Functional derivative: chain rule

CompuChip · Jun 18, 2007

Hmm, I've been working with functional derivatives lately, and some things aren't particularly clear.

I took the definition Wikipedia gives, but since I know little of distribution theory I don't fully get it all (I just read the bracket thing as a function inner product :))

.

Anyway, I tried to derive some basic identities like the sum and product rule, which are quite straightforward, but I got kinda stuck at the chain rule. Suppose we have a functional [tex]\mathcal F[\rho][/tex] but [tex]\rho[\sigma][/tex] is itself a functional. Then it should be true that
[tex]\frac{\delta \mathcal F[\rho]}{\delta \sigma(x)} = \int \frac{\delta \mathcal F[\rho]}{\delta \rho(x')} \frac{\delta \rho(x')}{\delta \sigma(x)} \, \mathrm{d}x'[/tex]
but how do I go about proving this?

Thanks!

CompuChip · Jun 24, 2007

I don't want to sound impatient, but ... bump[/size] ... anyone?

jambaugh · Jun 24, 2007

The "bracket thing" is an inner product for functions (more generally distributions which are formal functions define only inside integrals and not necessarily in terms of values, as e.g. the Dirac delta "function")

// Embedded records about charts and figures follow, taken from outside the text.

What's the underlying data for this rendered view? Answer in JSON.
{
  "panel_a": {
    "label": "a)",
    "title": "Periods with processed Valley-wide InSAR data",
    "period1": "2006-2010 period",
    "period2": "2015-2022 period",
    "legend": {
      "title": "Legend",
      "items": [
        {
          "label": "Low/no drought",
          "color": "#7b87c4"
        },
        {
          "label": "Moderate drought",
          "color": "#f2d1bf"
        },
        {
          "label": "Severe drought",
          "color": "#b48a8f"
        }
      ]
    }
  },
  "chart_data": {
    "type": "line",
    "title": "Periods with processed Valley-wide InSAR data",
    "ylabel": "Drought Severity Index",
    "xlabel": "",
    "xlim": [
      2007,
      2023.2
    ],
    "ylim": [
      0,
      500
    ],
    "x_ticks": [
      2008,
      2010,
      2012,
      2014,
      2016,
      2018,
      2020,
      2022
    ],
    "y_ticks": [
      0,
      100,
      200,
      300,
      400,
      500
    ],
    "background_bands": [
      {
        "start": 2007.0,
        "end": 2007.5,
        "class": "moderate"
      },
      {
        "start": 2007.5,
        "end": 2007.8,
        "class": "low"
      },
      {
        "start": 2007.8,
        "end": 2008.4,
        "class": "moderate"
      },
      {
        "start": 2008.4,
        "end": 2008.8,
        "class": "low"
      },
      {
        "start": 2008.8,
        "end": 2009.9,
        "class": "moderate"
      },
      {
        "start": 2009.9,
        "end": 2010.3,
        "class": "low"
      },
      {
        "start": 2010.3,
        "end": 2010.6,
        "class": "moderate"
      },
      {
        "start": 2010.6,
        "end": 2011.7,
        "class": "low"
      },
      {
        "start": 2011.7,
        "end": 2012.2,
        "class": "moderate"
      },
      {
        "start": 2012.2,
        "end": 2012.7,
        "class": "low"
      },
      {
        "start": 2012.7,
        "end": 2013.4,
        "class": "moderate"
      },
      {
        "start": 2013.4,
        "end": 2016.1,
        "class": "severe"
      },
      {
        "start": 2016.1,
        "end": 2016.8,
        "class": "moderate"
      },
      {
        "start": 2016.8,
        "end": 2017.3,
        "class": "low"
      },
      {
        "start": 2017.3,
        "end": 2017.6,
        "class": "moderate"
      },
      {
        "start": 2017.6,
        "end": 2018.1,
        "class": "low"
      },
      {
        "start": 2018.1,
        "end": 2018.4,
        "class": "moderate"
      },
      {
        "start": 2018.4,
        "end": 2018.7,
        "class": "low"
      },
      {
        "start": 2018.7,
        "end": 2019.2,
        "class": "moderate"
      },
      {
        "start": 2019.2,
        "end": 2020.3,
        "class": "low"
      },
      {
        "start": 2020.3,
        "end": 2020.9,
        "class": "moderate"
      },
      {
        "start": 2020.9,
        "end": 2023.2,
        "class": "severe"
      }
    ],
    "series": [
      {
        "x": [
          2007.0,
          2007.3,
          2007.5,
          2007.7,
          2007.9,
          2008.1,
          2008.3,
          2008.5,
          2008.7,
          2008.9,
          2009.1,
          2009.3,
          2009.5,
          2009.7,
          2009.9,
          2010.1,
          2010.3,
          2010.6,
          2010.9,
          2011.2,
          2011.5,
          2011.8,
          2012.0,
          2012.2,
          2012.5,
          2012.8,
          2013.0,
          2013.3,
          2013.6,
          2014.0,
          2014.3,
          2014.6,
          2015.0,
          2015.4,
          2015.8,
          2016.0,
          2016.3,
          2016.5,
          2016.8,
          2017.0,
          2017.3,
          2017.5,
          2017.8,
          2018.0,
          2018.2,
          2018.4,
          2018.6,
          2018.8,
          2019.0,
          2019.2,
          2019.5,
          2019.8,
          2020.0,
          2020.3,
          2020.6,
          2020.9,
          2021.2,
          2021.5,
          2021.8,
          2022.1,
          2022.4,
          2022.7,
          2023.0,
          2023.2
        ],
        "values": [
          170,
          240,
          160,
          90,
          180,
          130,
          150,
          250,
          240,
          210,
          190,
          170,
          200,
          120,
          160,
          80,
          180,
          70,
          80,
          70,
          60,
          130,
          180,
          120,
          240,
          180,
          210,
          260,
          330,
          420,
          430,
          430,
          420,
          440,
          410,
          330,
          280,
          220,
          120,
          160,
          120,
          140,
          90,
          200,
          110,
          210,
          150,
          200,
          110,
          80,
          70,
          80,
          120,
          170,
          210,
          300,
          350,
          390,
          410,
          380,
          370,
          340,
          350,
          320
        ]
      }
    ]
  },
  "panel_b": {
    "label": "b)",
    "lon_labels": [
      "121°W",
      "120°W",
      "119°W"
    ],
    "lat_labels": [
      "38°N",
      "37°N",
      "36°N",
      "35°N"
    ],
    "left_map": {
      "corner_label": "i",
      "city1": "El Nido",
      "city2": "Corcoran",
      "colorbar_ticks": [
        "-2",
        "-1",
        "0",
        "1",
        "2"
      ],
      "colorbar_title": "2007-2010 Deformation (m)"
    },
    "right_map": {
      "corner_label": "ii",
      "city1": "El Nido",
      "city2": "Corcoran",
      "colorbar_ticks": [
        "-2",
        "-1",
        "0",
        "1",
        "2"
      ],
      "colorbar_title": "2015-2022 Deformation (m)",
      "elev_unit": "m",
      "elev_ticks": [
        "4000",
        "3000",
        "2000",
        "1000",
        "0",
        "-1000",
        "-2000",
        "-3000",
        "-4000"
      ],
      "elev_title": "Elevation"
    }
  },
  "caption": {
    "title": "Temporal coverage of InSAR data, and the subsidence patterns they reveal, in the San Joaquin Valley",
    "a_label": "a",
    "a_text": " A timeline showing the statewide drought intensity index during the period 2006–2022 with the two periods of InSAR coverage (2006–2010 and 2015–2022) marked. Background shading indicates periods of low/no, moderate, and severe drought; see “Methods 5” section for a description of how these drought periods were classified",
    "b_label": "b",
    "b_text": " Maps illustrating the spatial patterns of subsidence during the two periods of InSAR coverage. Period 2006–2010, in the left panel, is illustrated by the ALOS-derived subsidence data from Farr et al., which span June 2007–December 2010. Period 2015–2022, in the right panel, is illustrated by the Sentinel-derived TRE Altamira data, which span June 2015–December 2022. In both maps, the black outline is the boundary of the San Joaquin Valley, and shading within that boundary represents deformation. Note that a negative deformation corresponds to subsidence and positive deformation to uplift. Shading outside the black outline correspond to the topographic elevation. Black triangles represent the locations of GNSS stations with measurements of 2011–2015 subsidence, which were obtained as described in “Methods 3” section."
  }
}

But there is a problem with your invocation of the chain rule. The functional [itex]\mathcal{F}[/itex] maps functions to scalars. If you assume [itex]\rho[/itex] is again a functional then you can't compose it with [itex]\mathcal{F}[/itex]

In general you can't compose functionals since their domain and range are distinct types (functions vs numbers).

So you can either have a chain rule of the form:
[tex]\frac{\delta\mathcal{F}[\rho(\sigma)]}{\delta \sigma}= \frac{\delta \mathcal{F}[\rho]}{\delta \rho}\frac{d \rho}{d \sigma}[/tex]

Or invoke a parameterized functional (functional valued function) which will give a much messier chain rule.

It may help (though not I think to prove the general case) to start with functionals defined by integrals, i.e.:
[tex]\mathcal{F}[\rho] \equiv \int \phi(\rho(x))dx[/tex]

then you get functional differential:
[tex]\delta \mathcal{F}[\rho] = \int \frac{d \phi(\rho)}{d\rho}\delta \rho dx[/tex]

Then the functional derivative (as a distribution) is:
[tex]\left\langle \frac{\delta \mathcal{F}[\rho]}{\delta\rho} , f\right\rangle=\int\frac{d \phi(\rho)}{d\rho} f dx[/tex]
thence
[tex]\frac{\delta \mathcal{F}[\rho]}{\delta\rho} =\frac{d \phi(\rho)}{d\rho}= \phi' \circ \rho[/tex]

In standard calculus you will note that the derivative of a function is a multiplier for a linear term in the variable. The n-th derivative is the multiplier for an n-th degree term. Effectively then the first derivative times the variable is a linear function, and higher order n-th degree functions.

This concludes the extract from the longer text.